請求を受けた相続人は、売渡請求自体を拒むことはできません

価格については協議によって決める余地があるため、ここで提示された金額に納得がいかない場合は、同意する必要はありません。
遺産分割協議が終わっていない段階では、相続人全員に対して通知が行われる場合もあります。

売買価格の決定

会社との協議により売買価格を決定します。
協議がまとまらない場合は、裁判所で売買価格の決定の申立てを行い、最終的に和解によって売買価格が決まることもあります。

相続した株式の買い取りにかかる税金


株式の相続や買取りを行うと、税金がかかります。
納税に影響が出ないよう、正しく理解しておきましょう。

相続税

株式を相続した時点で相続税がかかります。
相続税は、他の相続財産とまとめて計算し、相続開始から10カ月以内に現金一括納付が基本です。

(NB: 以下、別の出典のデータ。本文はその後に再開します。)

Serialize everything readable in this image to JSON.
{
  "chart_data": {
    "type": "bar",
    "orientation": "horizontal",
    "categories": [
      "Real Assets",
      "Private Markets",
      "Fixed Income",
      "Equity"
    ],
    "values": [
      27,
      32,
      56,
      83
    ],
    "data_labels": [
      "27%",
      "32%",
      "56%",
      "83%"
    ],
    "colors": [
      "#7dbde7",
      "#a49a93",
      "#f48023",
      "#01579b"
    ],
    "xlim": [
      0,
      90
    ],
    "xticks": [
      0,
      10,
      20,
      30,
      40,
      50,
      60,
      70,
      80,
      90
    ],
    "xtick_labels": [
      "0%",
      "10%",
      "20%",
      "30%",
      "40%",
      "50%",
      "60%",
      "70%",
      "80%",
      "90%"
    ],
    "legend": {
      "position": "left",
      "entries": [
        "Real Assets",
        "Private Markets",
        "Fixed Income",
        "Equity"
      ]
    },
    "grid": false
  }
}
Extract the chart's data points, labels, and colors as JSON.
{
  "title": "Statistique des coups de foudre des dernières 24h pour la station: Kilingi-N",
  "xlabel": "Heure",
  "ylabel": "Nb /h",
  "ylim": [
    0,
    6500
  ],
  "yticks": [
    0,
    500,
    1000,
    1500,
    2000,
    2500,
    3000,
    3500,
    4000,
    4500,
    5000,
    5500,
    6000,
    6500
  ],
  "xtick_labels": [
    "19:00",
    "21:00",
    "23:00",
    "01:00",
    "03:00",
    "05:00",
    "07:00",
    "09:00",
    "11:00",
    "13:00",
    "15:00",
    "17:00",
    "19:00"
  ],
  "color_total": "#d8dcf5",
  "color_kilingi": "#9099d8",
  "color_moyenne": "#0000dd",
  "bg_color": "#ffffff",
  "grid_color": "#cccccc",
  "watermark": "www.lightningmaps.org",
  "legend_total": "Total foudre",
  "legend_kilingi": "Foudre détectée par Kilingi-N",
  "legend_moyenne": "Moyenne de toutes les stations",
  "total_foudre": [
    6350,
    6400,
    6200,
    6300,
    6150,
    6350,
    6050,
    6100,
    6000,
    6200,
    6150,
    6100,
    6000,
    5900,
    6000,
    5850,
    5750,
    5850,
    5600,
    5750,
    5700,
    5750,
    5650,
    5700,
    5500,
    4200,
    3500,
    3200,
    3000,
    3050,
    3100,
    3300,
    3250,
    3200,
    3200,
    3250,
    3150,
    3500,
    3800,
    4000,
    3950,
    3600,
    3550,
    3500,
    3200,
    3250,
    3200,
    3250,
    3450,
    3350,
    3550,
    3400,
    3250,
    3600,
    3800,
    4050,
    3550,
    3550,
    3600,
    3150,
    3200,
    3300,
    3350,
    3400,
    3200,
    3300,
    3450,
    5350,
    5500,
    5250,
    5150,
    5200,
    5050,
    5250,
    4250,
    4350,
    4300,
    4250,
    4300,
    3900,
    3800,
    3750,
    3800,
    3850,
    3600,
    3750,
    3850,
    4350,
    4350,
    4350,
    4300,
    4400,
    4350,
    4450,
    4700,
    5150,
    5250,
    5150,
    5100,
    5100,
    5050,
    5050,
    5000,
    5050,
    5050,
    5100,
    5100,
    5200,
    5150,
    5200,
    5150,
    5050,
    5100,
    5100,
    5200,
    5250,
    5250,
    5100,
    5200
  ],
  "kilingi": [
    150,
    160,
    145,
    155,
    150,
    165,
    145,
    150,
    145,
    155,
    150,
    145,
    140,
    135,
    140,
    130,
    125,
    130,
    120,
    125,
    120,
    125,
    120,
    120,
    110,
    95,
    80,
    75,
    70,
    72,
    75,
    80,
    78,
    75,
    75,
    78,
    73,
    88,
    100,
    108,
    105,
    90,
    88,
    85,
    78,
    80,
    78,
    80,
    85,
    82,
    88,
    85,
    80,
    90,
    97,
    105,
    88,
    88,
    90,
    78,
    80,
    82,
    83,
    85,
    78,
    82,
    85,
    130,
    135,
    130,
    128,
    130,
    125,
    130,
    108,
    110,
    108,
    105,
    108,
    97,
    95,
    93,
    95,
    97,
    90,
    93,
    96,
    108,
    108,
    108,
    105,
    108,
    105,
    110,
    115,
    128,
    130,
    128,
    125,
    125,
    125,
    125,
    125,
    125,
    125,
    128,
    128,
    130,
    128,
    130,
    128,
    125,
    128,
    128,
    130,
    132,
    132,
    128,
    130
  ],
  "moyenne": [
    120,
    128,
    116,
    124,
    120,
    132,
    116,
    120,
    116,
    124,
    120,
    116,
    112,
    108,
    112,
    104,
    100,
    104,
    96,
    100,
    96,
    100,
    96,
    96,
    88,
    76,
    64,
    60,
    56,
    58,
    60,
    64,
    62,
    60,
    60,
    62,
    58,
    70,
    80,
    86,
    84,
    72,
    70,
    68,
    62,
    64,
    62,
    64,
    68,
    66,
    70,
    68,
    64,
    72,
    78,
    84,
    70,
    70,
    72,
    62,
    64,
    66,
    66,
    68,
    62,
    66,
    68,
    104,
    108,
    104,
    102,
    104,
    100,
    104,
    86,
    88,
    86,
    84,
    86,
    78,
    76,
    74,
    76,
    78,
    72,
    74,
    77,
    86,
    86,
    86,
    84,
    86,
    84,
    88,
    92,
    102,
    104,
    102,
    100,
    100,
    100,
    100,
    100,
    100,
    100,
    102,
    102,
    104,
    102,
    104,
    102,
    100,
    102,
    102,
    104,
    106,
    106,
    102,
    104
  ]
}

なお、株の相続税の算出方法は、株式の種類や相続発生時の株価など多くの要素が絡み合い、非常に複雑です。
株を相続したら、税理士に相談することをおすすめします。

所得税

株式を売却したときや会社に買い取ってもらった場合、売却の利益に対して譲渡所得、配当所得として所得税と住民税が合計20%かかります。

株式を買い取ってもらった場合、通常の売買に加えて、会社が積み上げてきたこれまでの利益の配当を得るとみなさるため、買取り金額の一部が配当所得として計算されます。

売却益が20万円を超える場合は確定申告も必要になるため、覚えておきましょう。

まとめ

相続で株式を取得することは、珍しいことではありません。
しかし処分の方法や手続きまで理解している人は、少ないのではないでしょうか。

相続した株式の処分は、手続き方法が複雑で、相続税や所得税など税制面についてしっかり理解しておかなければいけません。
株式を相続して処分に困っている場合は、相続に精通した弁護士に相談しましょう。